Now build something worth proving
MCP solved the plumbing. The teams making progress are focused on orchestration: workflow structure, model routing, eval pipeline design. "We have to look away from MCP to the orchestration layer to make a good architecture," Krishnaprakash said. "Because MCP is, at the end of the day, a protocol. Our focus has to be on the architectural system design view of the overall workflow."
The platform ecosystem is moving in the same direction. Supabase's Agent Skills, for example, embed Postgres best practices directly into coding agents' workflows, covering query performance, schema design, and RLS policy implementation. The knowledge activates before the agent writes the first line, not after a human catches the mistake.
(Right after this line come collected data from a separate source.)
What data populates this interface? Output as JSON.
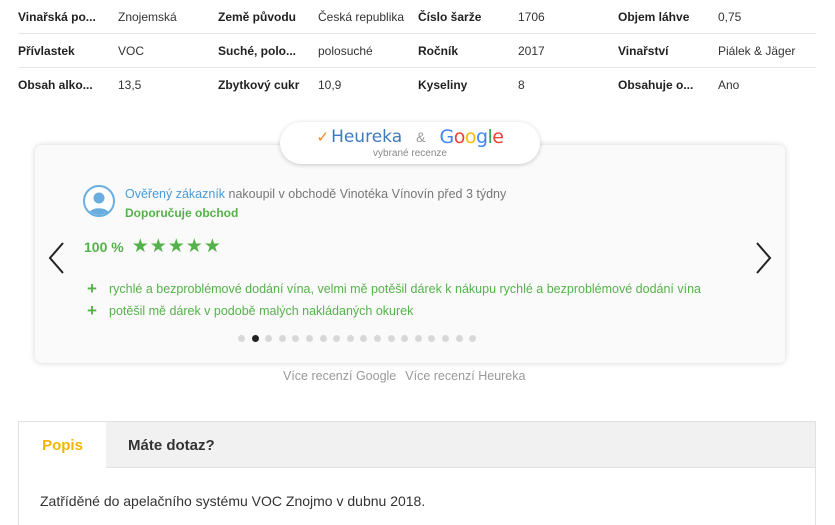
{
  "specs": [
    [
      {
        "label": "Vinařská po...",
        "value": "Znojemská"
      },
      {
        "label": "Země původu",
        "value": "Česká republika"
      },
      {
        "label": "Číslo šarže",
        "value": "1706"
      },
      {
        "label": "Objem láhve",
        "value": "0,75"
      }
    ],
    [
      {
        "label": "Přívlastek",
        "value": "VOC"
      },
      {
        "label": "Suché, polo...",
        "value": "polosuché"
      },
      {
        "label": "Ročník",
        "value": "2017"
      },
      {
        "label": "Vinařství",
        "value": "Piálek & Jäger"
      }
    ],
    [
      {
        "label": "Obsah alko...",
        "value": "13,5"
      },
      {
        "label": "Zbytkový cukr",
        "value": "10,9"
      },
      {
        "label": "Kyseliny",
        "value": "8"
      },
      {
        "label": "Obsahuje o...",
        "value": "Ano"
      }
    ]
  ],
  "badge": {
    "heureka": "Heureka",
    "amp": "&",
    "google": [
      "G",
      "o",
      "o",
      "g",
      "l",
      "e"
    ],
    "subtitle": "vybrané recenze"
  },
  "review": {
    "verified": "Ověřený zákazník",
    "bought": " nakoupil v obchodě Vinotéka Vínovín před 3 týdny",
    "recommend": "Doporučuje obchod",
    "percent": "100 %",
    "stars": "★★★★★",
    "pros": [
      "rychlé a bezproblémové dodání vína, velmi mě potěšil dárek k nákupu rychlé a bezproblémové dodání vína",
      "potěšil mě dárek v podobě malých nakládaných okurek"
    ]
  },
  "carousel": {
    "total_dots": 18,
    "active_dot": 2
  },
  "links": {
    "google": "Více recenzí Google",
    "heureka": "Více recenzí Heureka"
  },
  "tabs": {
    "popis": "Popis",
    "dotaz": "Máte dotaz?"
  },
  "description": "Zatříděné do apelačního systému VOC Znojmo v dubnu 2018.",
  "colors": {
    "accent_green": "#55b24a",
    "link_blue": "#4a9bd6",
    "tab_yellow": "#f2b600",
    "heureka_orange": "#f08a24"
  }
}
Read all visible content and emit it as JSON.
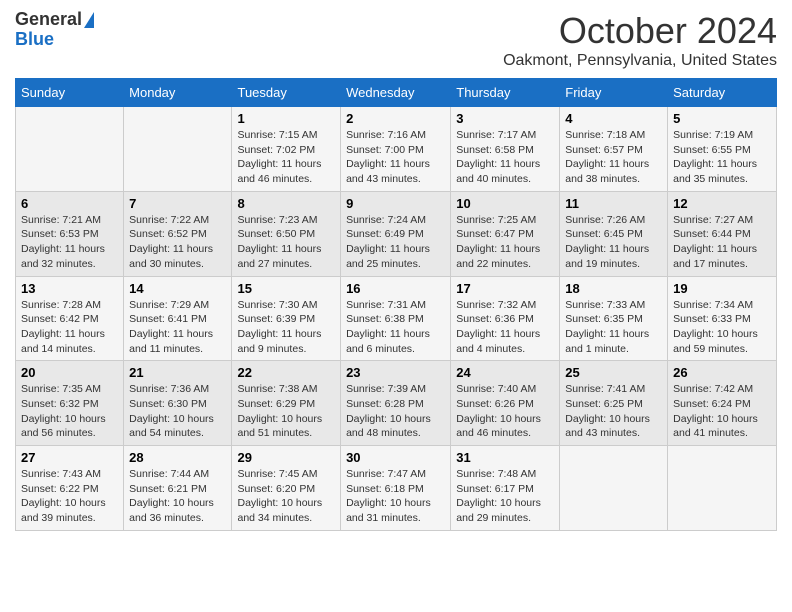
{
  "header": {
    "logo_line1": "General",
    "logo_line2": "Blue",
    "month": "October 2024",
    "location": "Oakmont, Pennsylvania, United States"
  },
  "days_of_week": [
    "Sunday",
    "Monday",
    "Tuesday",
    "Wednesday",
    "Thursday",
    "Friday",
    "Saturday"
  ],
  "weeks": [
    [
      {
        "day": "",
        "content": ""
      },
      {
        "day": "",
        "content": ""
      },
      {
        "day": "1",
        "content": "Sunrise: 7:15 AM\nSunset: 7:02 PM\nDaylight: 11 hours and 46 minutes."
      },
      {
        "day": "2",
        "content": "Sunrise: 7:16 AM\nSunset: 7:00 PM\nDaylight: 11 hours and 43 minutes."
      },
      {
        "day": "3",
        "content": "Sunrise: 7:17 AM\nSunset: 6:58 PM\nDaylight: 11 hours and 40 minutes."
      },
      {
        "day": "4",
        "content": "Sunrise: 7:18 AM\nSunset: 6:57 PM\nDaylight: 11 hours and 38 minutes."
      },
      {
        "day": "5",
        "content": "Sunrise: 7:19 AM\nSunset: 6:55 PM\nDaylight: 11 hours and 35 minutes."
      }
    ],
    [
      {
        "day": "6",
        "content": "Sunrise: 7:21 AM\nSunset: 6:53 PM\nDaylight: 11 hours and 32 minutes."
      },
      {
        "day": "7",
        "content": "Sunrise: 7:22 AM\nSunset: 6:52 PM\nDaylight: 11 hours and 30 minutes."
      },
      {
        "day": "8",
        "content": "Sunrise: 7:23 AM\nSunset: 6:50 PM\nDaylight: 11 hours and 27 minutes."
      },
      {
        "day": "9",
        "content": "Sunrise: 7:24 AM\nSunset: 6:49 PM\nDaylight: 11 hours and 25 minutes."
      },
      {
        "day": "10",
        "content": "Sunrise: 7:25 AM\nSunset: 6:47 PM\nDaylight: 11 hours and 22 minutes."
      },
      {
        "day": "11",
        "content": "Sunrise: 7:26 AM\nSunset: 6:45 PM\nDaylight: 11 hours and 19 minutes."
      },
      {
        "day": "12",
        "content": "Sunrise: 7:27 AM\nSunset: 6:44 PM\nDaylight: 11 hours and 17 minutes."
      }
    ],
    [
      {
        "day": "13",
        "content": "Sunrise: 7:28 AM\nSunset: 6:42 PM\nDaylight: 11 hours and 14 minutes."
      },
      {
        "day": "14",
        "content": "Sunrise: 7:29 AM\nSunset: 6:41 PM\nDaylight: 11 hours and 11 minutes."
      },
      {
        "day": "15",
        "content": "Sunrise: 7:30 AM\nSunset: 6:39 PM\nDaylight: 11 hours and 9 minutes."
      },
      {
        "day": "16",
        "content": "Sunrise: 7:31 AM\nSunset: 6:38 PM\nDaylight: 11 hours and 6 minutes."
      },
      {
        "day": "17",
        "content": "Sunrise: 7:32 AM\nSunset: 6:36 PM\nDaylight: 11 hours and 4 minutes."
      },
      {
        "day": "18",
        "content": "Sunrise: 7:33 AM\nSunset: 6:35 PM\nDaylight: 11 hours and 1 minute."
      },
      {
        "day": "19",
        "content": "Sunrise: 7:34 AM\nSunset: 6:33 PM\nDaylight: 10 hours and 59 minutes."
      }
    ],
    [
      {
        "day": "20",
        "content": "Sunrise: 7:35 AM\nSunset: 6:32 PM\nDaylight: 10 hours and 56 minutes."
      },
      {
        "day": "21",
        "content": "Sunrise: 7:36 AM\nSunset: 6:30 PM\nDaylight: 10 hours and 54 minutes."
      },
      {
        "day": "22",
        "content": "Sunrise: 7:38 AM\nSunset: 6:29 PM\nDaylight: 10 hours and 51 minutes."
      },
      {
        "day": "23",
        "content": "Sunrise: 7:39 AM\nSunset: 6:28 PM\nDaylight: 10 hours and 48 minutes."
      },
      {
        "day": "24",
        "content": "Sunrise: 7:40 AM\nSunset: 6:26 PM\nDaylight: 10 hours and 46 minutes."
      },
      {
        "day": "25",
        "content": "Sunrise: 7:41 AM\nSunset: 6:25 PM\nDaylight: 10 hours and 43 minutes."
      },
      {
        "day": "26",
        "content": "Sunrise: 7:42 AM\nSunset: 6:24 PM\nDaylight: 10 hours and 41 minutes."
      }
    ],
    [
      {
        "day": "27",
        "content": "Sunrise: 7:43 AM\nSunset: 6:22 PM\nDaylight: 10 hours and 39 minutes."
      },
      {
        "day": "28",
        "content": "Sunrise: 7:44 AM\nSunset: 6:21 PM\nDaylight: 10 hours and 36 minutes."
      },
      {
        "day": "29",
        "content": "Sunrise: 7:45 AM\nSunset: 6:20 PM\nDaylight: 10 hours and 34 minutes."
      },
      {
        "day": "30",
        "content": "Sunrise: 7:47 AM\nSunset: 6:18 PM\nDaylight: 10 hours and 31 minutes."
      },
      {
        "day": "31",
        "content": "Sunrise: 7:48 AM\nSunset: 6:17 PM\nDaylight: 10 hours and 29 minutes."
      },
      {
        "day": "",
        "content": ""
      },
      {
        "day": "",
        "content": ""
      }
    ]
  ]
}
"Coding agents give us time to do system design better," Krishnaprakash said. "We spend all our time now finalizing the design and taking it into different teams." The protocol is in place and the security model holds. What remains is the hardest part: proving that the system does what it's supposed to do, not just that it's authorized to try. The teams that solve correctness will ship. The ones still wrapping legacy APIs and calling it progress will wonder why their pilots never graduate.